In general, humans understand language effortlessly, and are much more accurate and robust at processing language than current computer programs. Learning more about how the human brain processes language can help us in two respects: On the one hand, a better understanding of how language comprehension works in humans can enable us to make natural language processing more robust and accurate. On the other hand, a deeper understanding of human cognition will allow us to build more accurate models of language comprehension which can assess for a given sentence how difficult it will be for a human to comprehend. This in turn would enable us to optimize automatically generated text or speech with respect to how easy it is for humans to understand. This is relevant, for example, in human-computer interaction scenarios like dialogue systems, for tutoring systems, summarization systems or readability assessment. Consider a scenario where a user can concentrate on interaction with a dialogue system; the dialogue system should then convey information efficiently and effectively.
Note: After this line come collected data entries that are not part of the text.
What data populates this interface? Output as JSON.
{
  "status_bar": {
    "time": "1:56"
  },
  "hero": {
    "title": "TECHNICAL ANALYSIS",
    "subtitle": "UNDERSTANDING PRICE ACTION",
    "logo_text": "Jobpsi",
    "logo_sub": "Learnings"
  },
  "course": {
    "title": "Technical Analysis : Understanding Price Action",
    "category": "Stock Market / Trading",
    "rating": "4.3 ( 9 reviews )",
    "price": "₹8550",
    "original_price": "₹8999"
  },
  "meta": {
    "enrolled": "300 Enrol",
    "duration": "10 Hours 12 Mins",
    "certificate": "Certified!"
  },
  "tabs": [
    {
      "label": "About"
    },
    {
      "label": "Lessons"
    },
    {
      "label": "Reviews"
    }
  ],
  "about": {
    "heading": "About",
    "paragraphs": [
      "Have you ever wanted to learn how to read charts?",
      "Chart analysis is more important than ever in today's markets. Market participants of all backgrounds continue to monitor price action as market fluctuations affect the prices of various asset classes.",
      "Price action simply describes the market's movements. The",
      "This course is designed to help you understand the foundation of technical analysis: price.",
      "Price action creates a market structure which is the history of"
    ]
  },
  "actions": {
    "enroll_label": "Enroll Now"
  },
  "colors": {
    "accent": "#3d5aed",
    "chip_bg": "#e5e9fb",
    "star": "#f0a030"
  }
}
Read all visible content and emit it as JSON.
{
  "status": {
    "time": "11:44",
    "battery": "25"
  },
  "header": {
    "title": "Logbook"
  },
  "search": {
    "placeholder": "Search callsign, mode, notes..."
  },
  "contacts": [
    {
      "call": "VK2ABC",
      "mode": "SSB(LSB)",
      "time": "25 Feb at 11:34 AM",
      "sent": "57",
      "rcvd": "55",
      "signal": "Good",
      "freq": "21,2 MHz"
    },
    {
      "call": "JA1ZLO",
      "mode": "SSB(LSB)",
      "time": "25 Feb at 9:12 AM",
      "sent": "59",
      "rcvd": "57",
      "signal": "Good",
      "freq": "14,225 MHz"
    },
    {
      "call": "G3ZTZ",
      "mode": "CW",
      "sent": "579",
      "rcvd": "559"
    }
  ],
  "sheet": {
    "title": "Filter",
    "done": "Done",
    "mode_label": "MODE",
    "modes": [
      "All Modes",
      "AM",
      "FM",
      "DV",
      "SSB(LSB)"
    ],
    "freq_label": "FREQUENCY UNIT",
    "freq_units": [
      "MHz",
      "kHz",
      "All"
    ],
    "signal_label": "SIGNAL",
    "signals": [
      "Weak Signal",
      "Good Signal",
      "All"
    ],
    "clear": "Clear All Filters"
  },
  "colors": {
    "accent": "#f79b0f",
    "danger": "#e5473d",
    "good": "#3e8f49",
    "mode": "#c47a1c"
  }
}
In a different scenario where the user is driving a car at the same time as interacting with a dialogue system, the cognitive load on the user must be kept low to make sure he still drives safely and is not distracted too much by the dialogue system.
Our research group addresses these issues by conducting psycholinguistic experiments, constructing cognitive models of human language comprehension and applying findings from the experiments and modelling results to improve dialogue systems.
Our group was founded in October 2010 in the Cluster of Excellence. It currently consists of Dr. Vera Demberg; two postdocs, Judith Köhne and Asad Sayeed; a PhD student, Fatemeh Torabi Asr; and a student assistant, Silas Weinbach.
Computational models of human language processing
Human language comprehension difficulty (or ease) has been found to depend on the predictability of upcoming words, syntactic structures and semantic concepts, as well as on structural complexity and effect related to retrieving previously processed information from memory. We have developed a psycholinguistically motivated parser which can estimate syntactic processing difficulty on a word-by-word basis, and have started to integrate this model with a model that uses distributional semantics to assess the predictability of words.
Our group is now working on extending this model to a super-sentential level and is investigating how discourse cues can be used to make text easier to understand and remember.
Evaluation of sentence processing theories on broad-coverage data
Theories of sentence comprehension are usually inspired by observations from very specific syntactic structures, thematic role clashes etc., which are known to be difficult. It is possible that effects observed in carefully controlled lab experiments are rare or absent in naturalistic data to which humans are exposed on a day-by-day basis.
Theories of sentence processing should, however, not only model experimental results accurately, but also prove their validity on naturally-occurring broad-coverage texts. We have pioneered the evaluation of sentence processing analyses on such data by running alternative sentence processing theories on a corpus of eye-tracked newspaper texts, the Dundee Corpus.
Information Presentation in Spoken Dialogue Systems
In spoken dialog systems, information must be presented sequentially, making it difficult to quickly browse through a large number of options. Recent studies have shown that user satisfaction is negatively correlated with dialog duration, suggesting that systems should be designed to maximize the efficiency of the interactions. Analysis of the logs of 2000 dialogs between users and nine different dialog systems reveals that a large percentage of the time is spent on the information presentation phase, and thus there is potentially a large pay-off to be gained from optimizing information presentation in spoken dialog systems.
We have proposed a method that improves the efficiency of coping with large numbers of diverse options by selecting options and then structuring them based on a model of the user’s preferences. This enables the dialog system to automatically determine trade-offs between alternative options that are relevant to the user and present these trade-offs explicitly. Multiple attractive options are thereby structured such that the user can gradually refine her request to find the optimal trade-off.